Dans les autres régions du monde, il est peu de nouveaux foyers à signaler : en Afrique, les densités sont très inégales, les contrastes multiples, mais la plupart des zones d’accumulation, en dehors de celles qui sont liées à l’essor des exploitations minières, ou de zones irriguées, existaient déjà. Dans l’Asie de la mousson, l’Inde et la Chine correspondaient aux deux foyers les plus massifs. Un temps rattrapées par l’Europe, elles l’ont largement dépassée, mais sans bouleversement fondamental dans les répartitions, si l’on excepte la conquête de terres neuves dans la vallée de l’Indus au Pākistān et dans la Chine du Nord-Est, la Mandchourie de naguère. La croissance de la population de la péninsule indochinoise et de l’Indonésie est impressionnante, mais on n’atteint pas encore la continuité dans l’accumulation qui caractérise les pays de civilisation plus ancienne de la Chine et de l’Inde. En Indonésie, le poids de Java était dominant dès avant la colonisation hollandaise, et celle-ci, centrée sur Batavia (auj. Djakarta), a favorisé jusqu’à la fin du xviiie s. cette île facile à contrôler et exceptionnellement douée. En Indochine, où le peuplement était irrégulier, quelques mutations notables sont à noter : au Viêt-nam, le delta du Mékong achève de s’ouvrir au peuplement, mais n’arrive pas à nourrir des densités comparables à celles du fleuve Rouge. En Birmanie, les plaines intérieures autour de Mandalay, qui avaient été au cœur de la civilisation traditionnelle, étaient très peuplées, cependant que le delta de l’Irrawaddy était à peu près vide. En un siècle, la riziculture commerciale a provoqué la transformation de l’équilibre national antérieur, mais cela demeure exceptionnel en Asie. Au Japon, aux Philippines, en Corée, les grands traits de la répartition des hommes n’ont guère varié.

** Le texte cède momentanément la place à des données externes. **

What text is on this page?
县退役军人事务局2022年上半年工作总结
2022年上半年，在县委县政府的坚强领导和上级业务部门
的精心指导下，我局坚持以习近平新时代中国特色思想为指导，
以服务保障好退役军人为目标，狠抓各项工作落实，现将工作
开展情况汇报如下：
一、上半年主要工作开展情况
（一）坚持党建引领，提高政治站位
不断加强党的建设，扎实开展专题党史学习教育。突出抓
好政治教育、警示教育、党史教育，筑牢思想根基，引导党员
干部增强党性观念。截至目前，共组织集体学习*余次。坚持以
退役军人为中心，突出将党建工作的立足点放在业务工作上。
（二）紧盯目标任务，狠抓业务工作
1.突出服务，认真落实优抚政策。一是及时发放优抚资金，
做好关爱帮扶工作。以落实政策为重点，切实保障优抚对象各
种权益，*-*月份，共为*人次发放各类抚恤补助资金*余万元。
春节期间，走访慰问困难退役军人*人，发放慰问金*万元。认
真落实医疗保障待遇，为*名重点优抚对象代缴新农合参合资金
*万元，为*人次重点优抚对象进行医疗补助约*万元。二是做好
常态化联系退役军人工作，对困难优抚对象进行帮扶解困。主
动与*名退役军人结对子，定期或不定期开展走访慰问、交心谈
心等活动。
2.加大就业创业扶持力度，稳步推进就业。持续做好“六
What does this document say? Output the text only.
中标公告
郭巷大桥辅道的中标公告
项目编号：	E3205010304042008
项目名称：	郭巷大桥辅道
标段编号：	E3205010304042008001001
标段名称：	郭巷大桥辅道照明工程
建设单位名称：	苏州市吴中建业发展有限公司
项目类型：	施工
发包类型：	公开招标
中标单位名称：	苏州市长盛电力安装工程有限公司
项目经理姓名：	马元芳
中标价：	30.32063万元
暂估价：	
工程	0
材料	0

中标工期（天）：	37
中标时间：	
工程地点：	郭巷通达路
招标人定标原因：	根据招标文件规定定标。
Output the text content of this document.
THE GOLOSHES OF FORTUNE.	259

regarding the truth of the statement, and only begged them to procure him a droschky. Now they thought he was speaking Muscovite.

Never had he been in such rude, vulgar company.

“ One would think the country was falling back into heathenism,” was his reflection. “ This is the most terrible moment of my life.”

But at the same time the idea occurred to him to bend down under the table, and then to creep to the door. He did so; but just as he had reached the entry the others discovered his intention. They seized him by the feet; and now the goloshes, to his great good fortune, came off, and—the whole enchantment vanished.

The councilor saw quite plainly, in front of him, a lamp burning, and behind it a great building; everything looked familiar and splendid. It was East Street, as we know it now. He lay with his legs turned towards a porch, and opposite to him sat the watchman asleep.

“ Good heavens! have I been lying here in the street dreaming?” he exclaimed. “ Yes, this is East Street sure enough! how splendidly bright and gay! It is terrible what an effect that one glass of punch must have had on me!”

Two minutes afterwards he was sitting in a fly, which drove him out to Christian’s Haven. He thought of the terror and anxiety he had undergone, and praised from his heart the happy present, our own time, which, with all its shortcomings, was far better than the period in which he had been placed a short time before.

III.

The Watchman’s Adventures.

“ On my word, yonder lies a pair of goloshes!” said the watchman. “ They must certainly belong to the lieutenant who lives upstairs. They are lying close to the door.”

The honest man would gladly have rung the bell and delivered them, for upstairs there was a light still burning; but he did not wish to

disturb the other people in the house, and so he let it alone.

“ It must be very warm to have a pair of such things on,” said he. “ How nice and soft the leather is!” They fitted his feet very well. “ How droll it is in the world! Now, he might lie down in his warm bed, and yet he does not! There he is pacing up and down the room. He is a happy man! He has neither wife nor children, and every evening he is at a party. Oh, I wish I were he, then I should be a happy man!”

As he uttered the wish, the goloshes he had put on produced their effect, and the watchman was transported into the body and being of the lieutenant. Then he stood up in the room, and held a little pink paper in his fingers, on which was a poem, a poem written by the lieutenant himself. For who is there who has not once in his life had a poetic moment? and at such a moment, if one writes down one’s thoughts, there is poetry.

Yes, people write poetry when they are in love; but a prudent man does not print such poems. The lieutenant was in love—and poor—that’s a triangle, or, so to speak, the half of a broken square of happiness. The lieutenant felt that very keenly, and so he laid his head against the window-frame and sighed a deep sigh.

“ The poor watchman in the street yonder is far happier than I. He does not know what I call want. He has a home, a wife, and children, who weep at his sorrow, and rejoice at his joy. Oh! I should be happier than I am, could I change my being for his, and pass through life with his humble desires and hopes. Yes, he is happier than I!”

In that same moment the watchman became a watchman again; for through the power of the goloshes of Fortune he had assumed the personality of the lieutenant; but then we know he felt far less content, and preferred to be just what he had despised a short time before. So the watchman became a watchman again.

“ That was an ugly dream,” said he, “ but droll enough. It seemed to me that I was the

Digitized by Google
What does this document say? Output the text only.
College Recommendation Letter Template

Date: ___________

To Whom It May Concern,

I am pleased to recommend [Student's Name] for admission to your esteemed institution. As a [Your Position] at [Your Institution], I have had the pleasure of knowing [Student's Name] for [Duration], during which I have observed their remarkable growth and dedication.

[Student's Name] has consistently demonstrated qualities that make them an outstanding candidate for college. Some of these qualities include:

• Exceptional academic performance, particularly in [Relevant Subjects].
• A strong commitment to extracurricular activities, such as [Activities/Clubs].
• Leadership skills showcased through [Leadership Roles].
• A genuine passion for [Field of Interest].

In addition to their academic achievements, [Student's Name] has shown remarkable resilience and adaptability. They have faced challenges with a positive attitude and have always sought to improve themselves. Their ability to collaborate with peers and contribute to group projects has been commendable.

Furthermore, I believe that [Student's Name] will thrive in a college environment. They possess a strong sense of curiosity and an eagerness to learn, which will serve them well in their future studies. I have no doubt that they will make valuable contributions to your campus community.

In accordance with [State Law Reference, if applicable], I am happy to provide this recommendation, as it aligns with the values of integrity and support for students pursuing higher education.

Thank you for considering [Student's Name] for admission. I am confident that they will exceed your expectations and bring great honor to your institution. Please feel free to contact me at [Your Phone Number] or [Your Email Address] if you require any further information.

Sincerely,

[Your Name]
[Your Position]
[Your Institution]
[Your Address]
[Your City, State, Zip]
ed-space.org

En Europe, la situation est à la fois semblable et différente : semblable, en ce sens que les vieux foyers d’accumulation de l’Italie du Nord ou de la Flandre se sont maintenus, différente par suite de mutations sensibles à toutes les échelles. Parmi les nations, la France était depuis longtemps la plus nombreuse : elle cesse de l’être dans le courant du xixe s. et apparaît aujourd’hui comme une tache claire sur la carte des densités. À l’intérieur des nations, les bouleversements sont souvent aussi marquants : en France, on passe d’une répartition remarquablement homogène à une distribution lacunaire, avec le foyer parisien, les régions frontalières du Nord et de l’Est, la région lyonnaise, le Midi méditerranéen comme ensembles forts, et des vides qui s’insinuent partout ailleurs. En Angleterre, la vieille Angleterre heureuse du Sud-Est, celle des champs, des vergers, mais aussi des grands troupeaux de moutons sur les collines crayeuses et des tisserands des villages, est tout à coup dépassée par les âpres bassins du Nord et de l’Ouest. Malgré un renversement de la tendance depuis un demi-siècle, la transformation liée à la première industrialisation a des effets tenaces.

En Allemagne, les glissements sont moins frappants qu’ailleurs : les régions agricoles situées au pied des massifs de l’Allemagne moyenne étaient parmi les plus populeuses du pays ; elles sont devenues les plus industrielles. Cependant, dès avant la Première Guerre mondiale, on assistait à un repli du peuplement germanique dans l’Est, à un déplacement vers la Saxe et vers les pays rhénans.